Vente de véhicules neufs : un démenti des postulats de la Commission
L'étude porte sur la période 1997/2004 et couvre 12 Etats membres. Il s'agit en fait d'un bilan de l'ancien règlement 1475/95 et du début de l'application du 1400/2002. Les conclusions de London Economics sont formelles : "Il apparaît que la concurrence sur le marché automobile européen est vigoureuse et que les consommateurs se voient offrir le choix entre un grand nombre de constructeurs qui doivent se battre pour maintenir leur position sur le marché". Quand on sait que la Commission a invoqué le soi-disant manque de concurrence en matière de VN pour supprimer la combinaison distribution exclusive et sélective et imposer le multimarquisme, London Economics démontre que la Commission s'est largement trompée dans ses postulats. Le rapport constate que les immatriculations sont volatiles entre les marques, laissant une place aux nouveaux entrants, que la concurrence est féroce, les marges opérationnelles des constructeurs faibles (3,9 % par rapport à 10 % dans la chimie) et que les prix ont baissé de 12,5 %. S'agissant du multimarquisme, une étude suédoise citée par le rapport montre que les distributeurs eux-mêmes ne sont pas demandeurs, jugeant le multimarquisme sur les lieux de vente pas assez rentable ou trop cher.
Tous les règlements d'exemption automobile ont été marqués par la volonté de renforcer les distributeurs, objectif pourtant étranger au droit de la concurrence. Constatant une formidable concentration de la distribution, les experts de London Economics rappellent la théorie de la double marge : dans les accords verticaux, il est plus favorable au consommateur que le niveau de contrôle des fournisseurs sur les distributeurs soit élevé, afin d'éviter la hausse des prix au niveau de la distribution, dès lors qu'entre constructeurs la concurrence est vive, ce qui est le cas.
SAV et pièces : une démonstration peu convaincante
Les constats du London Economics pour le SAV et les pièces sont à l'opposé de ceux effectués pour la vente de VN. Alors que la partie VN est fondée sur le libre jeu de la concurrence dans une économie de marché, la partie SAV, qui milite pour un plus grand interventionnisme de la Commission, semble avoir été alimentée par les informations transmises par les concurrents des constructeurs et de leurs réseaux sans débat contradictoire suffisant.
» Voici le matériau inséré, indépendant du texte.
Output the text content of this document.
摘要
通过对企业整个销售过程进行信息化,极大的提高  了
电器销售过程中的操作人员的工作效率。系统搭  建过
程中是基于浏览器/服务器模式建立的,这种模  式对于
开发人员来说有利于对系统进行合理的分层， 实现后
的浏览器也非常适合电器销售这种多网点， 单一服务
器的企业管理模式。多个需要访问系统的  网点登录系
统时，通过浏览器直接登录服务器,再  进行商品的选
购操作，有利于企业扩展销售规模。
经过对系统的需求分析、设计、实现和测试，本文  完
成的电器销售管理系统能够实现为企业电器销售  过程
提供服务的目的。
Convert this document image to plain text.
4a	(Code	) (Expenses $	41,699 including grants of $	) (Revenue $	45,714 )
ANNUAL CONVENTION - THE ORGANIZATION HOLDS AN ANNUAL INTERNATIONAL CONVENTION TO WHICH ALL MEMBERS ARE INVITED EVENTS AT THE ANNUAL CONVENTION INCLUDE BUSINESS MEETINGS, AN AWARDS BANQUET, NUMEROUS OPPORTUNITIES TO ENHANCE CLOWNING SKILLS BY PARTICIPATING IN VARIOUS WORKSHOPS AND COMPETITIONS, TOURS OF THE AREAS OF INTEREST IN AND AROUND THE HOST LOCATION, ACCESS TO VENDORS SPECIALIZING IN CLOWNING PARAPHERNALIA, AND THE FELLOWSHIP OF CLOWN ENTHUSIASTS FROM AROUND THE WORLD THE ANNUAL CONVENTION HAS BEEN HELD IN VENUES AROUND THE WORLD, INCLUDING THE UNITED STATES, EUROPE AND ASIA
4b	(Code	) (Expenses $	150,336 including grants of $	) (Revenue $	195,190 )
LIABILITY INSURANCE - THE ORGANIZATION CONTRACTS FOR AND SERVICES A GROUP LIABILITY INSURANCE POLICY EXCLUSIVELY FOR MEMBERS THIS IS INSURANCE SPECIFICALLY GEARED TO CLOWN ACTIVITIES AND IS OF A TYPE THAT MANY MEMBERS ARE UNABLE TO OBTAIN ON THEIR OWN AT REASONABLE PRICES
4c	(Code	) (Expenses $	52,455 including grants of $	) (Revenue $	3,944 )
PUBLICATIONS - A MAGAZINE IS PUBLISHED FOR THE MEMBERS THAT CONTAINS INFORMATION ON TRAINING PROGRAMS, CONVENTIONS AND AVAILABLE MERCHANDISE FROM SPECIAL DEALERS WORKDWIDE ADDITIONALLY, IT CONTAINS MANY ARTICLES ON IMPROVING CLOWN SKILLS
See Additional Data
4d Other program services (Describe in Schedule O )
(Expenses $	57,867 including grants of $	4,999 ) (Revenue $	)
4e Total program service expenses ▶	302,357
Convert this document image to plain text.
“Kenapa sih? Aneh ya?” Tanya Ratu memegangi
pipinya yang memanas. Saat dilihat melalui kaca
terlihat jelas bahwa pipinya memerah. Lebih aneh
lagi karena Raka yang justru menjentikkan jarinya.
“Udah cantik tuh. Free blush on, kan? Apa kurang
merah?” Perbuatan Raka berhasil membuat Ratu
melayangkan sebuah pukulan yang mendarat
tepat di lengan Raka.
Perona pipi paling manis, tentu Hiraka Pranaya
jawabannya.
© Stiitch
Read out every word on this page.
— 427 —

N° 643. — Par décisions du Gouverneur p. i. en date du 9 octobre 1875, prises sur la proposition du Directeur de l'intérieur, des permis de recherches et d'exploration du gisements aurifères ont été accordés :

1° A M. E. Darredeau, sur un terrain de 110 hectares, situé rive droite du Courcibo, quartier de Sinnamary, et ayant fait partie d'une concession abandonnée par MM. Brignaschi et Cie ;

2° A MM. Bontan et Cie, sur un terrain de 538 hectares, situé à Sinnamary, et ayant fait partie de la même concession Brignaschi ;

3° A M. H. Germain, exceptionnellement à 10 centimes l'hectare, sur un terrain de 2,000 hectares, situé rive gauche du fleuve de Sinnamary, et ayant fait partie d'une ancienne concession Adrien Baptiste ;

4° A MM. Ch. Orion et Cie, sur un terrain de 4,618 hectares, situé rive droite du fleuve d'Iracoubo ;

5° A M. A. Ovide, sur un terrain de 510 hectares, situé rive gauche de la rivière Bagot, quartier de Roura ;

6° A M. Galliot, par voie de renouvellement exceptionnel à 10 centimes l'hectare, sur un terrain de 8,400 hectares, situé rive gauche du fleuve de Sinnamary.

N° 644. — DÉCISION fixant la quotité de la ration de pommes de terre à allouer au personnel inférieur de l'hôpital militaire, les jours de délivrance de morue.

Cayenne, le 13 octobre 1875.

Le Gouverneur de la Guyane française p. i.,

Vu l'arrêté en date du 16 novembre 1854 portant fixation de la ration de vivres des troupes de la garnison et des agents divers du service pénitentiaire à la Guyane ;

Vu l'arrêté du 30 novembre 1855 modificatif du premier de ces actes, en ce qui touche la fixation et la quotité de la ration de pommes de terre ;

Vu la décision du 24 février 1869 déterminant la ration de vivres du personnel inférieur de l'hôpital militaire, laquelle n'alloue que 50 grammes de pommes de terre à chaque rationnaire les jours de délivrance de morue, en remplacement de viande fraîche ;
Le rapport est d'abord critique sur les réseaux agréés qui seraient plus chers que leurs concurrents et de moindre qualité. En même temps, il constate que la complexification des véhicules rend les réparations plus coûteuses et exige un effort d'investissement en matériel, en formation et en information technique de la part des réparateurs agréés dont les coûts sont de 30 % plus chers de ce fait à ceux des indépendants, avec une rentabilité inférieure à 3 %. London Economics considère que les groupes d'indépendants peuvent concurrencer les réseaux agréés mais que le modèle traditionnel du réparateur indépendant n'est plus viable. Pourquoi en conclure que le marché ne fonctionne pas et imputer aux constructeurs et à leurs réseaux des pratiques anticoncurrentielles ? Les auteurs de cette partie ont manqué de recul dans leur analyse des réponses reçues de la part des concurrents des marques.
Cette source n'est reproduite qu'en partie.